Stress corrosion cracking (SCC) is a catastrophic form of corrosion that results from a combination of tensile stress and a corrosive environment. The cracking is invisible on the surface and therefore, failure of the affected material — steel, for example — can occur without warning.
Stress corrosion cracking (SCC) refers to crack growth due to a combination of tensile stress and a corrosive environment. It only occurs in specific alloys in a small number of environments (i.e. aluminum alloys in the presence of chlorides). It can be caused by residual stresses induced by cold working, welding, heat treatment, or machining. The material fails through a series of microscopic internal cracks that cripple the material and can lead to sudden failure. Because much of the cracking is invisible from the surface, it is common for SCC to occur with no warning.
SCC is classified as a catastrophic form of corrosion and failure can occur even with very little material lost. It is responsible for one of the most deadly bridge failures in United States history. In 1967, the Silver Bridge in West Virginia failed and fell into the river. Stress in the eyebar joint caused a stress corrosion crack, which resulted in catastrophic failure and the deaths of 46 people.
SCC is highly undesirable, but there are many ways of preventing it. Most forms of pure steel aren’t even at risk, while the ones that are only have to worry about certain corrosive environments. As previously mentioned, both exposure to the corrosive environment and high tensile stresses are needed for SCC to occur.

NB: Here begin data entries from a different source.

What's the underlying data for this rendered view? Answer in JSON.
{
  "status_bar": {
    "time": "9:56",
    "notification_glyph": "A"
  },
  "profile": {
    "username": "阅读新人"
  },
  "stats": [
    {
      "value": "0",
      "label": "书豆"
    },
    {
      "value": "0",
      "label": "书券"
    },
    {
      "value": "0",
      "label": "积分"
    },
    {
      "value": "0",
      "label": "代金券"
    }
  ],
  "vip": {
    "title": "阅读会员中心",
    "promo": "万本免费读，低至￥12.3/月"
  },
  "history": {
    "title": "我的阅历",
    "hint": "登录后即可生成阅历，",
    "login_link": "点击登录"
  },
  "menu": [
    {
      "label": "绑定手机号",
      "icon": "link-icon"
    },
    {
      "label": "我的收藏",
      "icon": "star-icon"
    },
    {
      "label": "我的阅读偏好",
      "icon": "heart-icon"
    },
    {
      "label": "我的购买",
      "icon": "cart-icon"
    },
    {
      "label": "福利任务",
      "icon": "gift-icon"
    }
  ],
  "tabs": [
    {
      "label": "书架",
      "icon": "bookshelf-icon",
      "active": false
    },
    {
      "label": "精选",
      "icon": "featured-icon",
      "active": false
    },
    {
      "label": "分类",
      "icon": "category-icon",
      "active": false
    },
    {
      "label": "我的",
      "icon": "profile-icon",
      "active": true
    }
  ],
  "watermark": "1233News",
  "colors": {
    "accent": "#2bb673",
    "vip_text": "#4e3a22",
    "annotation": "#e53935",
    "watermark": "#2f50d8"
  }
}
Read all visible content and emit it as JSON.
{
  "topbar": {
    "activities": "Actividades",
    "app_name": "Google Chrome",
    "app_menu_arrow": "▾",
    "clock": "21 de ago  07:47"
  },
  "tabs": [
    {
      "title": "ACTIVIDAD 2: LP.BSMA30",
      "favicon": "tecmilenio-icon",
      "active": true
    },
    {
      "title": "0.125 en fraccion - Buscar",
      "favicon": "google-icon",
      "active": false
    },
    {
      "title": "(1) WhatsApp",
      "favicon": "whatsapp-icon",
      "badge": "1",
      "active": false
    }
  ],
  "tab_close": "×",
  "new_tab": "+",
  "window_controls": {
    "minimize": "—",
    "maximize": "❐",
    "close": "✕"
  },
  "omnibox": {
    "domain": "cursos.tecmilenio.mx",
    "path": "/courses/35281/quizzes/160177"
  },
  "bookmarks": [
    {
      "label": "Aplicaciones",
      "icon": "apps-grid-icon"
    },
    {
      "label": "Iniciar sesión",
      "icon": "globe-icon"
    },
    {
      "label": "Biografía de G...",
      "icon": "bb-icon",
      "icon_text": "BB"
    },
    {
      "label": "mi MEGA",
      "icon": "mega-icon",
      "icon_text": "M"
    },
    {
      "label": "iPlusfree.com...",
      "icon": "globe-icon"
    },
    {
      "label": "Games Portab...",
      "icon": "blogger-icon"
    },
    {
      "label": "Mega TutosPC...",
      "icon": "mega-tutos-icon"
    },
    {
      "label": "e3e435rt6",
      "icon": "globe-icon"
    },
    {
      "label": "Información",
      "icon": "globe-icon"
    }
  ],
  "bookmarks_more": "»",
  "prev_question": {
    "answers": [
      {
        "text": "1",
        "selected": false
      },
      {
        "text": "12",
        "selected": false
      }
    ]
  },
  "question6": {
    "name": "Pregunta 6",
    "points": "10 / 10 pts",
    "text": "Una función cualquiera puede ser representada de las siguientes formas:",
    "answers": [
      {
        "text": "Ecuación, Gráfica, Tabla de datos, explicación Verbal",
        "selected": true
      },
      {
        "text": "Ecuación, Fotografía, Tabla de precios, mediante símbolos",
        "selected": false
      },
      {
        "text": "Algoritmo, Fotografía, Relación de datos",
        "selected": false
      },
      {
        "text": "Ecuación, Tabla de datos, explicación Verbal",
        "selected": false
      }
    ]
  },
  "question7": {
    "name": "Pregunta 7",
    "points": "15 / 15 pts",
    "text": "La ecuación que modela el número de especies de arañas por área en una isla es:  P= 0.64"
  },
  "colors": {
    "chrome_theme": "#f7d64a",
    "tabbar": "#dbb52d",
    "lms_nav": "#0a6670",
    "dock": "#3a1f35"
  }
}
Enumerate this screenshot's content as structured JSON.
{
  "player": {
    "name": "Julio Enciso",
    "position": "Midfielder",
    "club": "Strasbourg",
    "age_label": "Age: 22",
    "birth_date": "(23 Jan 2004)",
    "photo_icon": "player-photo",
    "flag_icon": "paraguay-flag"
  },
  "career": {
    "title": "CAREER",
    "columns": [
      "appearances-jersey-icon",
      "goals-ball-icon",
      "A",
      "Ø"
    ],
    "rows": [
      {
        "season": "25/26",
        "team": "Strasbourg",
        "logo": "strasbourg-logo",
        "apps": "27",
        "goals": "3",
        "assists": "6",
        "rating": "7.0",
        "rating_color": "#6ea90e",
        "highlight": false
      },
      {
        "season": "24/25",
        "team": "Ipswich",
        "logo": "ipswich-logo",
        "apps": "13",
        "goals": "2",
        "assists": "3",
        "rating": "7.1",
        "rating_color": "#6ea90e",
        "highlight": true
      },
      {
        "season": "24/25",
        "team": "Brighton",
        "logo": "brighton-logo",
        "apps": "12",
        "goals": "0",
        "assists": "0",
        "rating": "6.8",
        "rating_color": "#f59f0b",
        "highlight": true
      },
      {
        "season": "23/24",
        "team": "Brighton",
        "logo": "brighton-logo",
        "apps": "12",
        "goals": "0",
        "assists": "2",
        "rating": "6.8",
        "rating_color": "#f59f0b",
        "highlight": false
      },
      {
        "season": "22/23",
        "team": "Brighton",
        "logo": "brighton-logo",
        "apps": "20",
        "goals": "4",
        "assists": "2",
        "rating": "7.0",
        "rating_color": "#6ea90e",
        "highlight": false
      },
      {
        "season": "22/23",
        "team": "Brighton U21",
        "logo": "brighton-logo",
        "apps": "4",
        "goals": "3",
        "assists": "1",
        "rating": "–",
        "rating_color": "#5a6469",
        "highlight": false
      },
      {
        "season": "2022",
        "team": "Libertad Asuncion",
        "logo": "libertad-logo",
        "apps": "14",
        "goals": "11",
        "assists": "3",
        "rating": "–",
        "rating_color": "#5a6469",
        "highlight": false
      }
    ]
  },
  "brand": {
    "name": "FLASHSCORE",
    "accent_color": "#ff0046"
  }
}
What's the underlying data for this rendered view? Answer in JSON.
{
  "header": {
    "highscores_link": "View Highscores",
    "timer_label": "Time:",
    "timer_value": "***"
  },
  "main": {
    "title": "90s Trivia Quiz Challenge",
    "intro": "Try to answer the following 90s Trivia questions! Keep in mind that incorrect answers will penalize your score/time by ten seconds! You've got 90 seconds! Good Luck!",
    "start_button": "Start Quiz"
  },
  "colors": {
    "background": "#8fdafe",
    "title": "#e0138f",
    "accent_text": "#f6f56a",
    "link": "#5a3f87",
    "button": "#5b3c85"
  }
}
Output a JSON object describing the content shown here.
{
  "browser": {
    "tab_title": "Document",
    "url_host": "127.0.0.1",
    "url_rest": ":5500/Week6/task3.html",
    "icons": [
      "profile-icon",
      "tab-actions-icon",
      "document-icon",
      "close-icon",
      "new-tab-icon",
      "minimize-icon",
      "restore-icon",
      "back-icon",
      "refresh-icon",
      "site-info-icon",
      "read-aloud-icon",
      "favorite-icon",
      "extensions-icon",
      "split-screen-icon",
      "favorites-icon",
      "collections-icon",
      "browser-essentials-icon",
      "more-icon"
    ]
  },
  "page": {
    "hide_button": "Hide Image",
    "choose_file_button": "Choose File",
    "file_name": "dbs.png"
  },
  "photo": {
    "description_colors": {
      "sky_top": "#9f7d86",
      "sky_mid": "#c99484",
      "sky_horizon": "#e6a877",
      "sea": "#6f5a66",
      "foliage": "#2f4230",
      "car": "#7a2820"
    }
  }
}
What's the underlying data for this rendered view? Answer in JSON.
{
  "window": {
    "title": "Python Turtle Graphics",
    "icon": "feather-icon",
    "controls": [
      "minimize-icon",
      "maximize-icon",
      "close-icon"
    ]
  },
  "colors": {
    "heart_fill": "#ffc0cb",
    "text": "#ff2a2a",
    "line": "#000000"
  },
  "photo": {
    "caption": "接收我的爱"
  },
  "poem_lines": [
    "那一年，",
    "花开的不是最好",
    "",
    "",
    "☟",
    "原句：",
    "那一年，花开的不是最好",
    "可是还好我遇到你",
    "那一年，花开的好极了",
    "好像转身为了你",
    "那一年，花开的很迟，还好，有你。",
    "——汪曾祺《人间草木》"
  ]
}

In order to prevent the possibility of SCC, residual stresses must be reduced. This can be achieved by annealing or other surface treatments. Another method of prevention is removing susceptible metals from the corrosive environments entirely. When applicable, avoiding metals all together and using plastic composites is also effective at preventing SCC because plastic composite materials are not susceptible to corrosion.